By D. JOHN MACGREGOR
ASSISTANT A & E EDITOR
Aside from last week’s heart-breaking, epic installment, “Ozymandias,” I have never had more difficulty in reflecting upon an episode of “Breaking Bad” than I have with this past week’s “Granite State.” To see the characters who we have come to know (and possibly love, depending on whom we’re speaking of) plunged so deeply into the depths of misery and despair has not been easy to watch, and this week things have somehow gotten worse.
The episode picks up almost immediately where the story left off, with the vacuum salesman’s minivan still traveling the roads of Albuquerque. However, we quickly learn that it is not transporting our antihero, but rather everyone’s favorite “criminal” lawyer, Saul Goodman. As he contemplates his now-ruined life and prepares to receive a new identity in Nebraska, Saul gets a glimpse of his malefactor Walter White, a scene which serves as an accurate representation of almost everyone’s state of mind at this point in the series.
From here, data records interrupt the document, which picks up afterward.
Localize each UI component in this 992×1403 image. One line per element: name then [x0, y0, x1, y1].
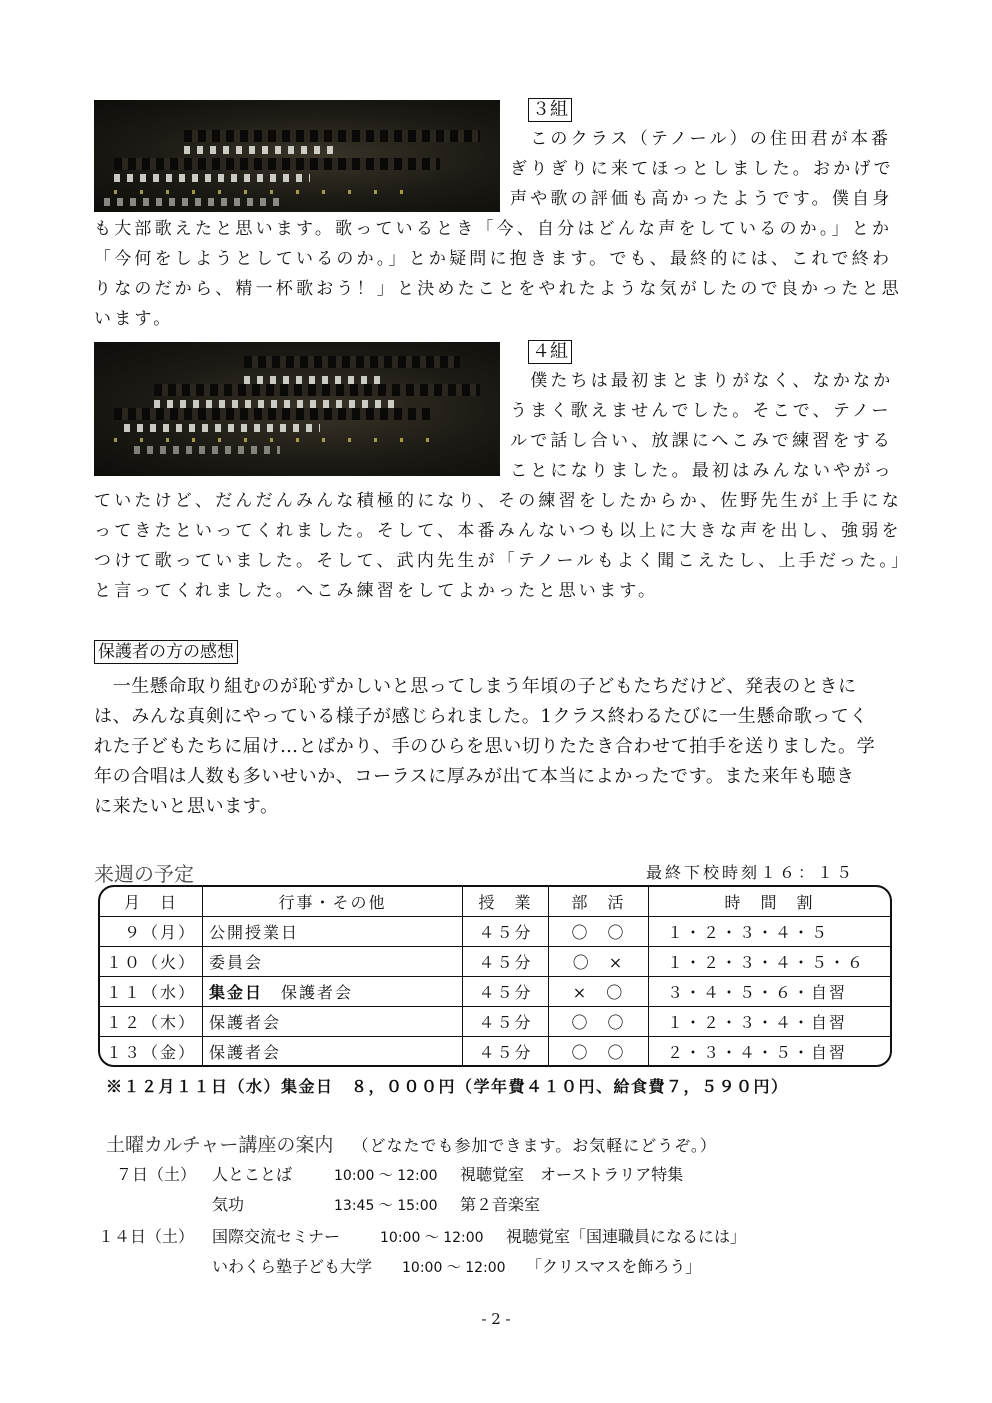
cell-date: ９（月）: [100, 917, 203, 947]
cell-date: １０（火）: [100, 947, 203, 977]
cell-timetable: １・２・３・４・５・６: [649, 947, 890, 977]
schedule-title: 来週の予定: [94, 862, 194, 886]
table-header-row: [100, 887, 890, 917]
cell-date: １２（木）: [100, 1007, 203, 1037]
culture-name: 人とことば: [212, 1165, 293, 1184]
text-line: に来たいと思います。: [94, 796, 279, 817]
parents-text: [94, 672, 914, 822]
text-line: 「今何をしようとしているのか。」とか疑問に抱きます。でも、最終的には、これで終わ: [94, 249, 893, 269]
culture-date: ７日（土）: [116, 1165, 197, 1184]
cell-timetable: １・２・３・４・５: [649, 917, 890, 947]
class3-text-full: [94, 214, 914, 334]
schedule-table: [100, 887, 890, 1066]
text-line: います。: [94, 309, 174, 329]
dismissal-time: 最終下校時刻１６：１５: [646, 863, 856, 882]
text-line: ルで話し合い、放課にへこみで練習をする: [510, 431, 894, 451]
cell-timetable: ３・４・５・６・自習: [649, 977, 890, 1007]
cell-class: ４５分: [463, 947, 549, 977]
text-line: は、みんな真剣にやっている様子が感じられました。1クラス終わるたびに一生懸命歌ってく: [94, 706, 869, 727]
culture-item: [98, 1222, 746, 1253]
culture-date: １４日（土）: [98, 1227, 195, 1246]
culture-item: [116, 1190, 540, 1221]
header-class: 授 業: [463, 887, 549, 917]
culture-item: [98, 1252, 701, 1283]
cell-club: × 〇: [549, 977, 649, 1007]
text-line: も大部歌えたと思います。歌っているとき「今、自分はどんな声をしているのか。」とか: [94, 219, 893, 239]
header-timetable: 時 間 割: [649, 887, 890, 917]
text-line: 一生懸命取り組むのが恥ずかしいと思ってしまう年頃の子どもたちだけど、発表のときに: [94, 676, 857, 697]
cell-event: [203, 977, 463, 1007]
event-text: 保護者会: [263, 983, 354, 1002]
culture-name: 気功: [212, 1195, 245, 1214]
cell-class: ４５分: [463, 977, 549, 1007]
culture-place: 視聴覚室「国連職員になるには」: [506, 1227, 747, 1246]
table-row: [100, 917, 890, 947]
cell-club: 〇 〇: [549, 917, 649, 947]
culture-title: 土曜カルチャー講座の案内: [106, 1134, 334, 1156]
cell-class: ４５分: [463, 917, 549, 947]
parents-label: 保護者の方の感想: [94, 640, 238, 664]
cell-timetable: １・２・３・４・自習: [649, 1007, 890, 1037]
cell-date: １３（金）: [100, 1037, 203, 1067]
cell-timetable: ２・３・４・５・自習: [649, 1037, 890, 1067]
cell-club: 〇 〇: [549, 1007, 649, 1037]
cell-class: ４５分: [463, 1037, 549, 1067]
class3-choir-photo: [94, 100, 500, 212]
cell-event: [203, 917, 463, 947]
class4-text-full: [94, 486, 914, 606]
text-line: 声や歌の評価も高かったようです。僕自身: [510, 189, 893, 209]
cell-class: ４５分: [463, 1007, 549, 1037]
header-date: 月 日: [100, 887, 203, 917]
class4-label: ４組: [528, 340, 572, 364]
culture-time: 13:45 ～ 15:00: [334, 1198, 438, 1214]
text-line: ってきたといってくれました。そして、本番みんないつも以上に大きな声を出し、強弱を: [94, 521, 902, 541]
schedule-table-frame: [98, 885, 892, 1067]
event-bold: 集金日: [209, 983, 264, 1002]
class4-choir-photo: [94, 342, 500, 476]
cell-date: １１（水）: [100, 977, 203, 1007]
text-line: ことになりました。最初はみんないやがっ: [510, 461, 894, 481]
header-club: 部 活: [549, 887, 649, 917]
payment-note: ※１２月１１日（水）集金日 ８，０００円（学年費４１０円、給食費７，５９０円）: [106, 1077, 789, 1096]
class3-label: ３組: [528, 98, 572, 122]
cell-club: 〇 〇: [549, 1037, 649, 1067]
culture-name: 国際交流セミナー: [212, 1227, 341, 1246]
text-line: つけて歌っていました。そして、武内先生が「テノールもよく聞こえたし、上手だった。」: [94, 551, 912, 571]
header-event: 行事・その他: [203, 887, 463, 917]
culture-item: [116, 1160, 683, 1191]
cell-event: [203, 1037, 463, 1067]
event-text: 委員会: [209, 953, 264, 972]
text-line: ていたけど、だんだんみんな積極的になり、その練習をしたからか、佐野先生が上手にな: [94, 491, 902, 511]
text-line: うまく歌えませんでした。そこで、テノー: [510, 401, 892, 421]
event-text: 公開授業日: [209, 923, 300, 942]
text-line: ぎりぎりに来てほっとしました。おかげで: [510, 159, 894, 179]
culture-time: 10:00 ～ 12:00: [334, 1168, 438, 1184]
text-line: りなのだから、精一杯歌おう！」と決めたことをやれたような気がしたので良かったと思: [94, 279, 902, 299]
culture-time: 10:00 ～ 12:00: [380, 1230, 484, 1246]
culture-place: 第２音楽室: [460, 1195, 541, 1214]
class4-text-right: [510, 366, 910, 486]
culture-place: 視聴覚室 オーストラリア特集: [460, 1165, 684, 1184]
text-line: と言ってくれました。へこみ練習をしてよかったと思います。: [94, 581, 659, 601]
cell-event: [203, 947, 463, 977]
table-row: [100, 947, 890, 977]
event-text: 保護者会: [209, 1013, 282, 1032]
table-row: [100, 977, 890, 1007]
class3-text-right: [510, 124, 910, 214]
culture-heading: [106, 1130, 717, 1157]
text-line: れた子どもたちに届け…とばかり、手のひらを思い切りたたき合わせて拍手を送りました。学: [94, 736, 876, 757]
text-line: このクラス（テノール）の住田君が本番: [510, 129, 892, 149]
cell-event: [203, 1007, 463, 1037]
culture-name: いわくら塾子ども大学: [212, 1257, 373, 1276]
page-number: - 2 -: [481, 1310, 511, 1328]
table-row: [100, 1037, 890, 1067]
culture-place: 「クリスマスを飾ろう」: [526, 1257, 702, 1276]
culture-subtitle: （どなたでも参加できます。お気軽にどうぞ。）: [352, 1136, 717, 1155]
text-line: 僕たちは最初まとまりがなく、なかなか: [510, 371, 894, 391]
text-line: 年の合唱は人数も多いせいか、コーラスに厚みが出て本当によかったです。また来年も聴き: [94, 766, 855, 787]
table-row: [100, 1007, 890, 1037]
culture-time: 10:00 ～ 12:00: [402, 1260, 506, 1276]
cell-club: 〇 ×: [549, 947, 649, 977]
event-text: 保護者会: [209, 1043, 282, 1062]
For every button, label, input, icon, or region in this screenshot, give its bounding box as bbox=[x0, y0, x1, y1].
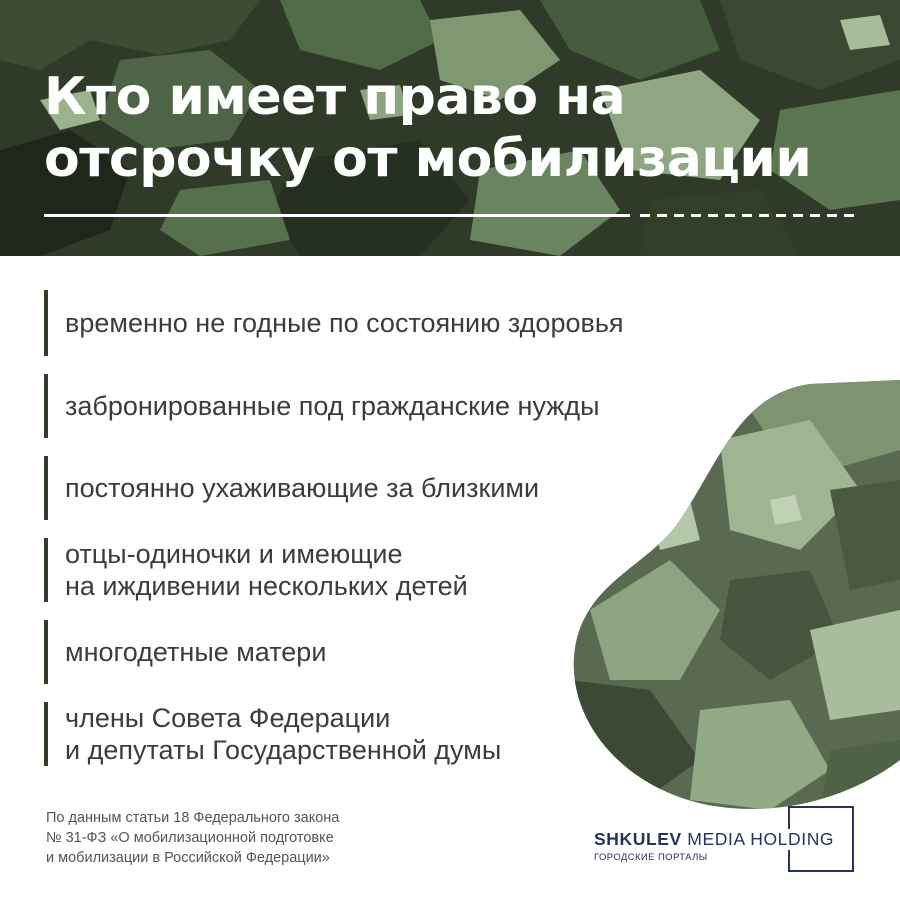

On a CCTV feed, we find Walt alone in a room, kicking and screaming because his world has come crashing down in the blink of an eye. After Saul elaborates on how irreparable the damage is (and his pathetic hopes of maybe managing a Nebraskan Cinnabon), we begin to see the cogs turning as Walt tries to muster his “Heisenberg” persona once more to intimidate Saul into coming with him and plotting revenge on the Neo-Nazis.
But in a fitting turn, Walt cannot do it. He is interrupted by a particularly nasty coughing fit, reminding us of his rapidly-impending mortality. In what may have been Saul’s (very fitting) last line of the series, he grabs his bags, heads for the door and offers one last comment, completely devoid of that charming Goodman sarcasm: “It’s over.”
Unfortunately for Jesse, the hell in which he has now been living for weeks seems like it will never end. His meth cooks with Todd have been producing “Heisenberg” levels of purity, and even Lydia has reconsidered ending her relationship with Jack’s gang because of it. This bleak set of circumstances seemed to finally be changing, however, when Jesse uses the paperclip attached to the photo of Brock and Andrea to escape his underground cage. The excitement is palpable as Jesse runs for the fences and finally seems to be out of the hole (literally). But just as Vince Gilligan gives us an inch, he takes a mile. A camera catches the escape, and Todd and the gang stop Jesse him before he can even get out of the compound; It seems like Jesse may finally be put out of his misery when he begs not to cook for “you psycho f****” anymore.
But that would not “Break Bad” enough. As I said before, it seemed to be impossible for this story to get any darker, improbable for any more lives to be ruined. I was wrong. Competing with last week’s family fight, the most awful thing to watch on “Breaking Bad” thus far is Todd, that “pie-eyed psychopath,” leading Andrea out to the porch as calmly as ever, just so she can be executed before Jesse’s eyes. At least Todd has the decency to add, “This is nothing personal,” before gunning her down. However, things have never been more personal, and I’m getting the feeling that Todd will rue the day he met Jesse Pinkman.
Unlike last week’s episode, “Granite State” does not descend much further into violent chaos, as it seems Gilligan and company are funneling everything into next week’s series finale. We see Walt transported to the purgatorial New Hampshire, where he lives alone in a cabin, visited only by the man who helped him disappear. He still takes chemo, but knows the inevitability of his death. Several months pass, and a withered Walt finally decides to make a last ditch effort to get some of his “life’s work” to his family. He manages to get on the phone with Flynn to give him instructions for receiving money, only to be rebuffed for the last time. Flynn heartbreakingly asks him why he has not died yet, which seems to be the last straw for Heisenberg. Walt hangs up, calls the DEA and prepares to be taken in to answer for his crimes.
It is only when he sees the Schwartzes on “Charlie Rose” that he has a change of heart. Gretchen claims that, “The Walter White I knew is dead and gone,” just after discrediting everything he did in helping to form Gray Matter, their chemical company. It seems this is too much of a knock on Walt’s pride, for just before the police arrive he disappears, headed for Albuquerque, where this train will finally crash into the station.
I do not know where these characters will ultimately end up, but I know it will be messy, tragic and, as many of the actors have commented, “unapologetically ‘Breaking Bad.’” Hold on tight, fellow viewers.